恋色カフェ SS集
「付き合って初めてのバレンタインデー、なのにな……」
デスクの足元に置いてあるバッグには、昨日の夜必死で作ったトリュフが入っている。タイミングを見ていつでも店長に手渡せるようにとここに持ってはきたものの、そのタイミングは一向に訪れない。
そうこうしているうちに、あっという間に終業の時間になってしまった。意味もなく事務所に残っている訳にもいかない。仕方なくチョコレートの箱を店長のデスクに忍ばせようと立ちあがると、内線電話が鳴ってドキリとした。
《ああ、まだいてよかった! 高宮さん、今日残業お願い》
店長はそれだけ言うと、私が返答する前に電話を切ってしまった。
どういうつもりだろうと思いながらも、期待はふくらんでいく。
今日はモリヤ本社には行かないのかもしれない。私の為に時間を取ってくれるのかもしれない。
口元が緩みそうになって慌てて口を結ぶ。そろそろ早番が上がってくる頃だ。こんな顔を誰かに見られでもしたら、気味悪がられてしまう。

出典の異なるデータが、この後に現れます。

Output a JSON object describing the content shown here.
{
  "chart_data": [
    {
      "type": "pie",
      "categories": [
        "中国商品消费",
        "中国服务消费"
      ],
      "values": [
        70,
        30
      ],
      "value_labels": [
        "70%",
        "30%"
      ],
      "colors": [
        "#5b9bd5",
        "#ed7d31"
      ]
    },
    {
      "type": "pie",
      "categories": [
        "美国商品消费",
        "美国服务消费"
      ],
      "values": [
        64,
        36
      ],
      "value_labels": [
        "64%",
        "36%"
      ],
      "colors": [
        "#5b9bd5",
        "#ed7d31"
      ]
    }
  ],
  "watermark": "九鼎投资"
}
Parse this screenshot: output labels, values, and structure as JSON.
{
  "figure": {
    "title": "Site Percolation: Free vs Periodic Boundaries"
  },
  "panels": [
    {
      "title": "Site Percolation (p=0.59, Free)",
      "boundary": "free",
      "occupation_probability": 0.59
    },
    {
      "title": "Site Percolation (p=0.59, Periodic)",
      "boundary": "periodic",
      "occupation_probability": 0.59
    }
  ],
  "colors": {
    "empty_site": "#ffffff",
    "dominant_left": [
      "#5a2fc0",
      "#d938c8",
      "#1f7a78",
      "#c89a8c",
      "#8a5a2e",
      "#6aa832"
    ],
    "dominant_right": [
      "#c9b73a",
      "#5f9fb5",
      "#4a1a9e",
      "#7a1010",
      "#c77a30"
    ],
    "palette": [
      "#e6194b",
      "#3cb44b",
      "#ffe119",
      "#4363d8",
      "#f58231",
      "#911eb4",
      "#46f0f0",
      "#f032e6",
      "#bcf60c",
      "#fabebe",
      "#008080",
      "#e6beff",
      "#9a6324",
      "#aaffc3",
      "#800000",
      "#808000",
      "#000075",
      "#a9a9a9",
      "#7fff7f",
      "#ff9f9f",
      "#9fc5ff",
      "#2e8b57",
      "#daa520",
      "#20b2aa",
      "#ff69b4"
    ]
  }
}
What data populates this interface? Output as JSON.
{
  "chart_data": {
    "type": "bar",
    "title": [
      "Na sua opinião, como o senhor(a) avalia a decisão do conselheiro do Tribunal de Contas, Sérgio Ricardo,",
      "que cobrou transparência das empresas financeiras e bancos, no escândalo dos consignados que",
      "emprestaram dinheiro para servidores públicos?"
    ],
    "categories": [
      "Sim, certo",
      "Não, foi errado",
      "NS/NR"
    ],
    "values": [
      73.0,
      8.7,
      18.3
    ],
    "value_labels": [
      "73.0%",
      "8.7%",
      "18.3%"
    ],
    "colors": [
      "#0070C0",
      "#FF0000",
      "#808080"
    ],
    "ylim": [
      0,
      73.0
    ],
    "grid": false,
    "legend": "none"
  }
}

程なくしてパタパタと小走りのような足音が聞こえてきた。スタッフだろうと思っていると、事務所に入ってきたのは――森谷店長。
「本社行ってくる!」
私が驚いているうち、店長は書類の入った鞄を掴んですぐに事務所を出ていってしまった。
「……どういうこと?」
私を残業させた理由は何だったの……?
途方に暮れながら、私は仕方なく淡々と仕事をこなした。
アンバーの閉店時間になっても店長が戻ってくる気配はない。ほんの少しの希望もあっけなく崩れ去っていく。